Velhasıl, Florya’da yaşanan rezillik şok bir gelişme değildir. Şahsen en çok olaya sanki Danimarka’da yaşıyormuşuz gibi şaşıranlara şaşırıyorum.
Ne bekliyoruz ki? Sahadaki futboldan çok tribündeki itiş kakışı seviyorsak, “ezeli rekabet” deyince aklımıza kavga-dövüş geliyorsa bu sonuç normal değil mi?
Bu arada, dünyaya armağan ettiğimiz tek bir uluslararası yıldız yok, o da ayrı. Güya rakipten saymadığımız Bulgarların kaptanıysa Manchester United’de golleri sıralıyor.
Ama biz de haklıyız tabii; itiş kakıştan zaman kalmıyor ki kardeşim.
Yeni yıl kampanyaları
Tina Karol İstanbul’da konser versin kampanyası.
Silah bulundurma yaşı 130’a çıkarılsın kampanyası.
Mustafa Balbay tutuksuz yargılansın kampanyası.
CHP genel seçimleri de kurultay kadar ciddiye alsın kampanyası.
Etgar Keret’in diğer kitapları da dilimize çevrilsin kampanyası.
İstanbul Üniversitesi’ndeki anti-demokratik “polis öğrenciyi kafasına göre arayabilir” kararı ocak ayını göremesin kampanyası.
Tina Karol’un dostane güzelliği
Güne güzel bir şeyle başlamak önemlidir. Ben bu hafta Tina Karol arkadaşımızın kliplerini seyrediyorum. Favorilerim Pupsik ve Nochenka.
Sadece güzel olduğu ve harika şarkı söylediği için değil. Her şeyiyle olumlu enerji yaydığından.
Şahsen ‘dostane güzellik’ diye adlandırdığım bir şey var Tina Karol’da.
İnsanda ahbaplık etme isteği uyandırıyor.

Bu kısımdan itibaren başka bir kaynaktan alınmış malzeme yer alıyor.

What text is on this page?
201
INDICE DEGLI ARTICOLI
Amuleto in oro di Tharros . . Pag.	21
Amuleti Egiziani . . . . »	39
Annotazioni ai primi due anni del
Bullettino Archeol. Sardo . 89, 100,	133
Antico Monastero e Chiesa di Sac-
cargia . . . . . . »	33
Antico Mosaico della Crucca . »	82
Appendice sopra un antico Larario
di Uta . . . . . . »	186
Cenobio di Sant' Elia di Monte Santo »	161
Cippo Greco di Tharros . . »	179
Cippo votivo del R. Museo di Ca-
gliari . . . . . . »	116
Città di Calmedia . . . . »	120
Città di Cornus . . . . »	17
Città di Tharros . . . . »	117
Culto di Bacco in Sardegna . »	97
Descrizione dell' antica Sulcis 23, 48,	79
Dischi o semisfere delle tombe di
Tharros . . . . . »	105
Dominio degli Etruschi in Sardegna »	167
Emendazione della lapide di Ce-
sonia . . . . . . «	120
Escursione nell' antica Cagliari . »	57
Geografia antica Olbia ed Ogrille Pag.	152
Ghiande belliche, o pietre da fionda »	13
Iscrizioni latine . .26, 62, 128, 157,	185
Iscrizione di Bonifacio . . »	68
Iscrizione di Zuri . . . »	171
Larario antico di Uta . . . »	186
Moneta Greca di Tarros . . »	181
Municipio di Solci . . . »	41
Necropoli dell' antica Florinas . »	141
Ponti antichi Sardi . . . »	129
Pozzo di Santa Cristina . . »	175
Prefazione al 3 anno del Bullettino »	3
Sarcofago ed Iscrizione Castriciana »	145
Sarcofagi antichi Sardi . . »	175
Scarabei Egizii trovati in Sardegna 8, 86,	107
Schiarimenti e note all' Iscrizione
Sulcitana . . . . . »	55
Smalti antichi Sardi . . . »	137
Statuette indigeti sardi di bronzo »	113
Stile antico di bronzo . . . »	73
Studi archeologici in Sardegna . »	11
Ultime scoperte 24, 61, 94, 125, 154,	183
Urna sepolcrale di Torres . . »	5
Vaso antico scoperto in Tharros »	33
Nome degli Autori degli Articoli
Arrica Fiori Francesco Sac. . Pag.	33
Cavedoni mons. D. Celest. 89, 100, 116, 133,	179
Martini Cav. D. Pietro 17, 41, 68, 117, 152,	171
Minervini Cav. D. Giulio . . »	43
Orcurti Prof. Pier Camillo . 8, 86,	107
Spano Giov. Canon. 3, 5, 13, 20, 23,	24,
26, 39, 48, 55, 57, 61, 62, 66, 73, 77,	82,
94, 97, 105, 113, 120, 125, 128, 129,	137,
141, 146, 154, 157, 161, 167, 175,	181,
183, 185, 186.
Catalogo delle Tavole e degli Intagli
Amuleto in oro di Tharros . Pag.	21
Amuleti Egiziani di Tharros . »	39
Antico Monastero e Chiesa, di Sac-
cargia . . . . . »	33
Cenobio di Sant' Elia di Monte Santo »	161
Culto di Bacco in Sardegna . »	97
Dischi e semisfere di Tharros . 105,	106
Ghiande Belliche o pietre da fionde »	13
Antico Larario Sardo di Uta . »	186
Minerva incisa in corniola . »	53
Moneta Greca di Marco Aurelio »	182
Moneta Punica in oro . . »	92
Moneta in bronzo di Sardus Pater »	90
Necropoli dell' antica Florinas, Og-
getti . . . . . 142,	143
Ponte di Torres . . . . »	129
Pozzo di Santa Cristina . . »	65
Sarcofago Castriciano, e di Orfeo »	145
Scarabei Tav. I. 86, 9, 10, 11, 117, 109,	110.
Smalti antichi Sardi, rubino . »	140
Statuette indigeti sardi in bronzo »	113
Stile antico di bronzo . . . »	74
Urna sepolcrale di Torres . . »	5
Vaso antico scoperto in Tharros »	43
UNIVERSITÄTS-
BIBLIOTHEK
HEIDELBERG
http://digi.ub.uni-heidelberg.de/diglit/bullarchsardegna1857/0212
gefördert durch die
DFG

Biz faniler, bunu yapabilen yıldızlara galiba daha kolay meylediyoruz. Bu enerjisi sayesindedir ki, 7. olduğu yılın Eurovision yarışmasından çıkan tek yıldız Tina olmuş. Üzerinde düşünmeye değer.
İncir Çekirdeği
Gerçek şu ki, erkeklik performansının asıl ölçütü skor değil: Sadakât.